Comment ça fonctionne
Cryptostorm est un VPN commercial qui supprime le compte. Pas d'e-mail, pas de mot de passe, pas de tableau de bord : l'accès repose sur un jeton, une longue chaîne aléatoire achetée sur le site. L'acheteur hache ce jeton en SHA-512 et fournit le hachage à un client OpenVPN ou WireGuard standard, en guise d'identifiant. Le réseau confronte ce hachage à une liste de jetons payés, et rien d'autre : aucun nom d'utilisateur, aucune trace de facturation, aucun profil de session. Les jetons sont vendus pour des durées fixes et couvrent un à six appareils simultanés selon la formule. Le paiement passe par PayPal et CCBill pour les cartes, et par Monero, Bitcoin, Ethereum et d'autres cryptomonnaies via NOWPayments et BitPay. Le service annonce environ 450 adresses IP réparties dans plusieurs pays et maintient un site onion accessible pour les utilisateurs qui préfèrent éviter le domaine clearnet.
KYC et confidentialité
Il n'existe aucune étape de vérification d'identité, à aucun palier. Un achat en Monero ne demande ni e-mail ni JavaScript : un utilisateur peut donc obtenir un accès sans livrer le moindre identifiant. La politique publiée affirme que le réseau ne conserve aucun journal « pouvant servir à identifier un client, comme le moment de la connexion, son origine ou sa destination », tout en gardant certains journaux d'exploitation pour la sécurité. Comme le jeton est un identifiant au porteur, quiconque le détient peut se connecter — le modèle échange la récupération de compte contre la non-traçabilité. La limite structurelle mérite d'être énoncée clairement : un VPN voit toujours l'adresse IP réelle de l'utilisateur au moment de la connexion, et Cryptostorm demande de croire qu'elle n'est pas conservée.

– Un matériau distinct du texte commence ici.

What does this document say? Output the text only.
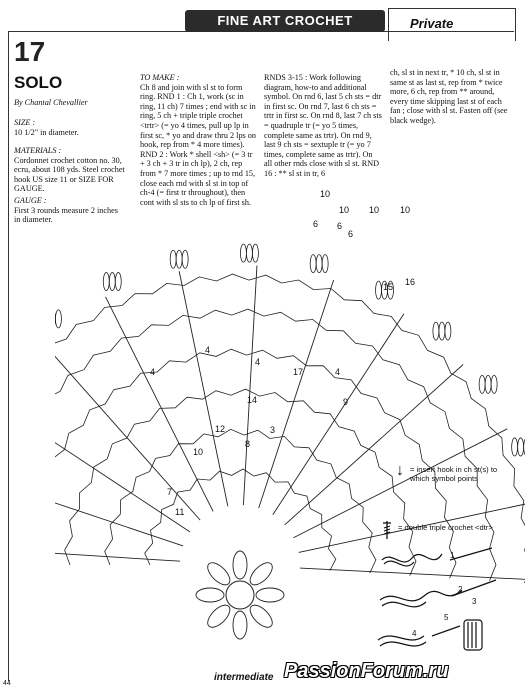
FINE ART CROCHET	Private
17
SOLO
By Chantal Chevallier
SIZE :
10 1/2" in diameter.
MATERIALS :
Cordonnet crochet cotton no. 30, ecru, about 108 yds. Steel crochet hook US size 11 or SIZE FOR GAUGE.
GAUGE :
First 3 rounds measure 2 inches in diameter.
TO MAKE :
Ch 8 and join with sl st to form ring. RND 1 : Ch 1, work (sc in ring, 11 ch) 7 times ; end with sc in ring, 5 ch + triple triple crochet <trtr> (= yo 4 times, pull up lp in first sc, * yo and draw thru 2 lps on hook, rep from * 4 more times). RND 2 : Work * shell <sh> (= 3 tr + 3 ch + 3 tr in ch lp), 2 ch, rep from * 7 more times ; up to rnd 15, close each rnd with sl st in top of ch-4 (= first tr throughout), then cont with sl sts to ch lp of first sh.
RNDS 3-15 : Work following diagram, how-to and additional symbol. On rnd 6, last 5 ch sts = dtr in first sc. On rnd 7, last 6 ch sts = trtr in first sc. On rnd 8, last 7 ch sts = quadruple tr (= yo 5 times, complete same as trtr). On rnd 9, last 9 ch sts = sextuple tr (= yo 7 times, complete same as trtr). On all other rnds close with sl st. RND 16 : ** sl st in tr, 6
ch, sl st in next tr, * 10 ch, sl st in same st as last st, rep from * twice more, 6 ch, rep from ** around, every time skipping last st of each fan ; close with sl st. Fasten off (see black wedge).
10
10 10 10
6 6
6
15 16
4
4	4
4
17
9
14
12
8
3
10
7
11
↓ = insert hook in ch st(s) to which symbol points
= double triple crochet <dtr>
1
2
3
4
5
44
intermediate PassionForum.ru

Aucun audit indépendant n'a jamais vérifié cette affirmation, et les opérateurs refusent de révéler leur identité ou la juridiction de leurs entités.
Forces et limites
Le modèle du jeton constitue la posture sans-KYC la plus aboutie du VPN commercial : même Mullvad délivre un numéro de compte rattaché à un historique de paiement, là où Cryptostorm ne délivre rien d'équivalent. Le service s'appuie sur des protocoles éprouvés et grand public plutôt que sur une pile propriétaire, et publie ouvertement sa configuration côté serveur. Les limites sont tout aussi nettes. Les opérateurs sont anonymes et ne nomment aucune juridiction, ce qui prive l'utilisateur de tout ancrage juridique. Le service descend de CryptoCloud, un VPN lié à l'opérateur Douglas Spink, qui traînait des condamnations pénales antérieures ; Cryptostorm a pris ses distances, mais cette filiation alimente une spéculation récurrente et non prouvée sur un éventuel pot de miel. Les évaluateurs indépendants signalent aussi des débits lents, un réseau de serveurs réduit et un site qui se comporte mal selon les navigateurs, sans aucune application native pour faciliter l'installation.
Verdict
Cryptostorm tient sa promesse : un VPN sans aucun registre client à assigner, à divulguer ou à vendre. Le revers est symétrique — l'opacité qui protège l'utilisateur protège aussi des opérateurs qui taisent un nom, une juridiction et un audit, sur fond d'héritage contesté. Il convient à un utilisateur technique en quête d'une anonymité maximale du paiement et du compte, prêt à accorder une confiance non vérifiée ; c'est le mauvais outil pour qui exige une garantie de non-journalisation auditée ou un logiciel simple et natif. Note : B (7,8/10). Confiance : CAUTION.
Cryptostorm est ce VPN rare qui n'a véritablement rien à remettre, et le modèle du jeton est sa vraie réussite. Ce qui le freine n'est pas son ingénierie mais ceux qui se tiennent derrière : des opérateurs anonymes, aucun audit et une lignée qui appelle le soupçon. Note : B (7,8/10). Confiance : CAUTION.